FHiRE Optical Design

Optical Design of FHiRE
The optical design of FHiRE is a traditional
"white pupil echelle" (see Baranne 1972) similar to the ESO HARPS spectrograph.
The white pupil design reduces vignetting, and minimizes optical aberrations.
It also minimizes the camera aperture as well but with the cost of additional
optical reflections. The design of FHiRE originated from Sam Barden with
significant
further refinements by Charles Harmer (NOAO). Ming Liang (NOAO) redesigned
the FHiRE camera reducing the number of optical elements from 8 to 6. The
drawback is a significant change in focus with wavelength but this is almost
linear so that it is mitigated by tilting the detector focal plane. Liang's
design
included a glued triplet that was very sensitive to temperature change due to
the differing coefficients of thermal expansion for the triplet elements.
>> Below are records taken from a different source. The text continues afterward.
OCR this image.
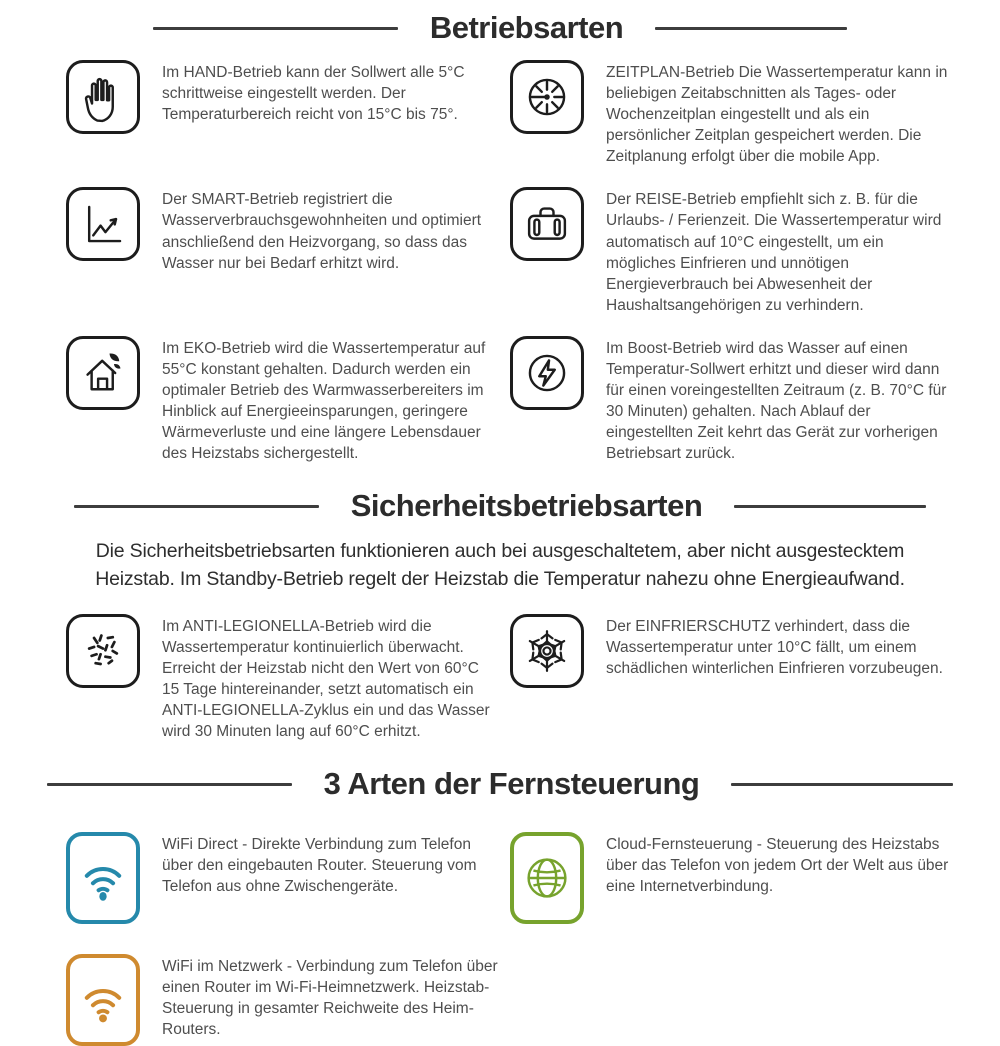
Betriebsarten

Im HAND-Betrieb kann der Sollwert alle 5°C schrittweise eingestellt werden. Der Temperaturbereich reicht von 15°C bis 75°.

ZEITPLAN-Betrieb Die Wassertemperatur kann in beliebigen Zeitabschnitten als Tages- oder Wochenzeitplan eingestellt und als ein persönlicher Zeitplan gespeichert werden. Die Zeitplanung erfolgt über die mobile App.

Der SMART-Betrieb registriert die Wasserverbrauchsgewohnheiten und optimiert anschließend den Heizvorgang, so dass das Wasser nur bei Bedarf erhitzt wird.

Der REISE-Betrieb empfiehlt sich z. B. für die Urlaubs- / Ferienzeit. Die Wassertemperatur wird automatisch auf 10°C eingestellt, um ein mögliches Einfrieren und unnötigen Energieverbrauch bei Abwesenheit der Haushaltsangehörigen zu verhindern.

Im EKO-Betrieb wird die Wassertemperatur auf 55°C konstant gehalten. Dadurch werden ein optimaler Betrieb des Warmwasserbereiters im Hinblick auf Energieeinsparungen, geringere Wärmeverluste und eine längere Lebensdauer des Heizstabs sichergestellt.

Im Boost-Betrieb wird das Wasser auf einen Temperatur-Sollwert erhitzt und dieser wird dann für einen voreingestellten Zeitraum (z. B. 70°C für 30 Minuten) gehalten. Nach Ablauf der eingestellten Zeit kehrt das Gerät zur vorherigen Betriebsart zurück.

Sicherheitsbetriebsarten

Die Sicherheitsbetriebsarten funktionieren auch bei ausgeschaltetem, aber nicht ausgestecktem Heizstab. Im Standby-Betrieb regelt der Heizstab die Temperatur nahezu ohne Energieaufwand.

Im ANTI-LEGIONELLA-Betrieb wird die Wassertemperatur kontinuierlich überwacht. Erreicht der Heizstab nicht den Wert von 60°C 15 Tage hintereinander, setzt automatisch ein ANTI-LEGIONELLA-Zyklus ein und das Wasser wird 30 Minuten lang auf 60°C erhitzt.

Der EINFRIERSCHUTZ verhindert, dass die Wassertemperatur unter 10°C fällt, um einem schädlichen winterlichen Einfrieren vorzubeugen.

3 Arten der Fernsteuerung

WiFi Direct - Direkte Verbindung zum Telefon über den eingebauten Router. Steuerung vom Telefon aus ohne Zwischengeräte.

Cloud-Fernsteuerung - Steuerung des Heizstabs über das Telefon von jedem Ort der Welt aus über eine Internetverbindung.

WiFi im Netzwerk - Verbindung zum Telefon über einen Router im Wi-Fi-Heimnetzwerk. Heizstab-Steuerung in gesamter Reichweite des Heim-Routers.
Pierce (UW) "broke" the FHiRE triplet by replacing the glue with an index
matching fluid, with a slight improvement to the design, but more importantly
removing the danger that the large seasonal temperature changes at WIRO could
put the camera at risk.
Light enters the instrument via a 50-micron, multi-mode optical fiber located
at the focus of the first of a pair of off-axis paraboloids that form a
collimated beam for the Iodine cell. The output f-number of the fiber will be
f/4. The second paraboloid then forms an intermediate focus as this beam is
directed toward one side of the collimator mirror. The collimator has a
focal length of 390mm and also shares this focus so that the light reflecting
from this mirror it is parallel, i.e., collimated, with a diameter of 98 mm
when it reaches the echelle grating. FHiRE uses an R4 echelle with
31.6 grooves/mm at a near Littrow condition so that the angle of incidence
is 76 degrees. The central blaze order is 113 corresponding to a wavelength of
538 nm. The grating is slightly tilted (5-deg.) so that the dispersed light
returns to the collimator at this same angle which forms a secondary focus
slightly displaced from the first one where a pupil mirror and slit are
located. The pupil mirror directs the light back to the collimator for the
third time after which it emerges as a set of collimated beams, one for each
spectral order. A mirror located near the Iodine cell folds the beam so that
it enters a volume phase holographic (VPH) grating oriented 90-deg to the
echelle in order to "cross disperse", or separate, the spectral orders. The
VPH grating is located immediately in front of the FHiRE camera. The camera
has a focal length of 257 mm and produces excellent images over a slightly
tilted focal plane. The spot sizes are 2.2 pixels over the full 2048 x 4096
CCD detector (12 micron pixels) with 69 orders resulting in a wavelength
coverage of 390 nm - 680 nm, orders 90 - 158, with a resolution of 60,000.